= Coliform index =

Water purity rating based on fecal bacteria content

The coliform index is a rating of the purity of water based on a count of fecal bacteria. It is one of many tests done to assure sufficient water quality. Coliform bacteria are microorganisms that primarily originate in the intestines of warm-blooded animals. By testing for coliforms, especially the well known Escherichia coli (E. coli), which is a thermotolerant coliform, one can determine if the water has possibly been exposed to fecal contamination; that is, whether it has come in contact with human or animal feces. It is important to know this because many disease-causing organisms are transferred from human and animal feces to water, from where they can be ingested by people and infect them. Water that has been contaminated by feces usually contains pathogenic bacteria, which can cause disease. Some types of coliforms cause disease, but the coliform index is primarily used to judge if other types of pathogenic bacteria are likely to be present in the water.

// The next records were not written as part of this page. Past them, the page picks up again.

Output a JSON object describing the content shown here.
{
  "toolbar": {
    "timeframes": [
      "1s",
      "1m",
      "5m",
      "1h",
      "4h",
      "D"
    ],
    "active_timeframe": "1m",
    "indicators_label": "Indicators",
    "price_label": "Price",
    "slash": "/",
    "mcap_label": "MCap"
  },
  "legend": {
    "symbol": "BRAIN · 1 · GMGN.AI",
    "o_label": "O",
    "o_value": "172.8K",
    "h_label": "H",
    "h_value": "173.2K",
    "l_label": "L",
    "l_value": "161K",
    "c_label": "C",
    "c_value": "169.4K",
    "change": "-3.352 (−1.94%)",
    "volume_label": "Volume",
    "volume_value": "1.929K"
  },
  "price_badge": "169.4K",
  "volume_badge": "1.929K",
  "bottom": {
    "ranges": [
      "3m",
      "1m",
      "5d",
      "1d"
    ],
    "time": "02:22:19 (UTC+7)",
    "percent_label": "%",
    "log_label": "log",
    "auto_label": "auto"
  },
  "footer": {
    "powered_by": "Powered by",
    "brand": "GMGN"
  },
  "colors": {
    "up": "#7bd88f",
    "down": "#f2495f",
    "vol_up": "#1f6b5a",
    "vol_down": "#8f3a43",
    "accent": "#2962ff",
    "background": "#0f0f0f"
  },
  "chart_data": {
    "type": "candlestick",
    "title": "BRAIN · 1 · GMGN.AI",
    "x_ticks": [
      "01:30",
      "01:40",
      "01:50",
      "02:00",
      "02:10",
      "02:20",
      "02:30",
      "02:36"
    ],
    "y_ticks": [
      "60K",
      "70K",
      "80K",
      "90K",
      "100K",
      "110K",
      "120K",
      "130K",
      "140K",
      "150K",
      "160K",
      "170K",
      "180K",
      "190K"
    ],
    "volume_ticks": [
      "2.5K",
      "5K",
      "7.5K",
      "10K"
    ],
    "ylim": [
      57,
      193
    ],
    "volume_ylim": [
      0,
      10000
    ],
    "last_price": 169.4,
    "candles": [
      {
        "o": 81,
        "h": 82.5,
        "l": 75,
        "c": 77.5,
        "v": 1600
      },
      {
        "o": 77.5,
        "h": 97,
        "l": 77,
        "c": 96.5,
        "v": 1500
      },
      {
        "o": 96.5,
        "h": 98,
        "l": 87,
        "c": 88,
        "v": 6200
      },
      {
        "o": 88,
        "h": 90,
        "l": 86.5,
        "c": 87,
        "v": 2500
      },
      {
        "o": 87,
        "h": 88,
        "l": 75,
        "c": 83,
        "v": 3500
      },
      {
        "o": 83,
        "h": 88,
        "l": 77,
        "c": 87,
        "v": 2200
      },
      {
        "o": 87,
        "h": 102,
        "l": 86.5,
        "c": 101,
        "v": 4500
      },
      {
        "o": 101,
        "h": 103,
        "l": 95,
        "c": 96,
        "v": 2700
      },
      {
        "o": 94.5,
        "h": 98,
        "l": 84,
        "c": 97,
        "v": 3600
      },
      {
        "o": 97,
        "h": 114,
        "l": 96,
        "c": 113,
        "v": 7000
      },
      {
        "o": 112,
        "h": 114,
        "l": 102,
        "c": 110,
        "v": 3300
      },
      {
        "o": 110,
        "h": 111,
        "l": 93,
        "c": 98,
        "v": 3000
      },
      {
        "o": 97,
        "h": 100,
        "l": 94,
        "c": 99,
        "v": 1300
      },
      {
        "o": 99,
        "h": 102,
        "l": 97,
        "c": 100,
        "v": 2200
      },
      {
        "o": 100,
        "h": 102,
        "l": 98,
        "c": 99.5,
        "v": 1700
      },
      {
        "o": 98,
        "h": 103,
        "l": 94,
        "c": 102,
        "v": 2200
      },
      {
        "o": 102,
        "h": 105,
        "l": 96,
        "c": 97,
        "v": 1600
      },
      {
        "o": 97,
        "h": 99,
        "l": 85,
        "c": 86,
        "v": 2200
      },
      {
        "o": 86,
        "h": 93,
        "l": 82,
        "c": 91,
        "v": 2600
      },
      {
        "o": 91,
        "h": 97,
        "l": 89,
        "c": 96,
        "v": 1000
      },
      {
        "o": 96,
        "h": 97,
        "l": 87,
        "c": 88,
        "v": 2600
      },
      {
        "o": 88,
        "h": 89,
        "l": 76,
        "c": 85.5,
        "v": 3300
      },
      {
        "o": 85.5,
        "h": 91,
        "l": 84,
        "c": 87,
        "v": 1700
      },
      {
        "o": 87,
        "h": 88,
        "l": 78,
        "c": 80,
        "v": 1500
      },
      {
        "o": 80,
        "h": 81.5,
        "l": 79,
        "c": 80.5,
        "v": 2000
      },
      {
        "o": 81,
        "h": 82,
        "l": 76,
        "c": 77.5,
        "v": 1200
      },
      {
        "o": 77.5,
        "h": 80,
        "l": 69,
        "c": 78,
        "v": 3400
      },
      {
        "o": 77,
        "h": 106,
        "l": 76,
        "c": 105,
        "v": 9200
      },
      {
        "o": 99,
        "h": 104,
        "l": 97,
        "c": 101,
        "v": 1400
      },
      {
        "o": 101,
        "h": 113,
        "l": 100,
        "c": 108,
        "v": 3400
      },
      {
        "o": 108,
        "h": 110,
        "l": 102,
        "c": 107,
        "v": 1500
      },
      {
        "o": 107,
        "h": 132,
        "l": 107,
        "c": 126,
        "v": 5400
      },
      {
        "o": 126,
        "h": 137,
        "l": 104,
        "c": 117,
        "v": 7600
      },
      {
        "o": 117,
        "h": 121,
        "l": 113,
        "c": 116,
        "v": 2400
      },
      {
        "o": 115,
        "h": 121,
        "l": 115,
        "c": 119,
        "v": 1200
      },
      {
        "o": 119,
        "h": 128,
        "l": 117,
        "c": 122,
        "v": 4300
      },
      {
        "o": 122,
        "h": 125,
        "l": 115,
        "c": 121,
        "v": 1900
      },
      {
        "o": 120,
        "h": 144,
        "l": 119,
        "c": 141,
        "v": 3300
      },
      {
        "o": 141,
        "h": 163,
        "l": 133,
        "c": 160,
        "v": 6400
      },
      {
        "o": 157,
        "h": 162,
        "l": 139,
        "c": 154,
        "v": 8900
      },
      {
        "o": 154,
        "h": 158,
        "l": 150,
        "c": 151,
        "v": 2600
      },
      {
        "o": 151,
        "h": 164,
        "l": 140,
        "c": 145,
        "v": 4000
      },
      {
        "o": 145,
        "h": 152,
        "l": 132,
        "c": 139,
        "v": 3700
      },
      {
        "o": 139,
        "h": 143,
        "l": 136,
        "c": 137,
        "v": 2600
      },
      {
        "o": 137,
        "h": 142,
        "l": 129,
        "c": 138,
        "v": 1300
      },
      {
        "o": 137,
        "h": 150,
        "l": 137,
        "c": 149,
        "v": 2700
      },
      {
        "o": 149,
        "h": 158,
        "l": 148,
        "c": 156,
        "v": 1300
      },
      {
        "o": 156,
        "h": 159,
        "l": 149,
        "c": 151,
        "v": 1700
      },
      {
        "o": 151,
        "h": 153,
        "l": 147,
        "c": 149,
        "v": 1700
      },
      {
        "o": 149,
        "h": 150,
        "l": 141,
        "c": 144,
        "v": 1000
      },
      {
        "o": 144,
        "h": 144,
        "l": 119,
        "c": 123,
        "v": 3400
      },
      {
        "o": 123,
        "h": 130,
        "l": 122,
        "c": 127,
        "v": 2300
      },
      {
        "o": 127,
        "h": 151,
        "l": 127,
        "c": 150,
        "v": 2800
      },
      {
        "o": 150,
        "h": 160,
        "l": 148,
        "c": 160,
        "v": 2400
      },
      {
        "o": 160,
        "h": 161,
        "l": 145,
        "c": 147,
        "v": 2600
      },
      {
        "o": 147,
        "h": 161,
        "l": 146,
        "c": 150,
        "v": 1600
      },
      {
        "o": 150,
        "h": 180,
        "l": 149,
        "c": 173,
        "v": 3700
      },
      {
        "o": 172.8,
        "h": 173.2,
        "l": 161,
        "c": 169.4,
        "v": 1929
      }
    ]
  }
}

The coliform index is used because it is difficult to test for pathogenic bacteria directly. There are many different types of disease-causing bacteria, and they are usually present in low numbers which do not always show up in tests. Thermotolerant coliforms are present in higher numbers than individual types of pathogenic bacteria and they can be tested relatively easily.

However, the coliform index is far from perfect. Thermotolerant coliforms can survive in water on their own, especially in tropical regions, so they do not always indicate fecal contamination. Furthermore, they do not give a good indication of how many pathogenic bacteria are present in the water, and they give no idea at all of whether there are pathogenic viruses or protozoa which also cause diseases and are rarely tested for. Therefore, it does not always give accurate or useful results regarding the purity of water.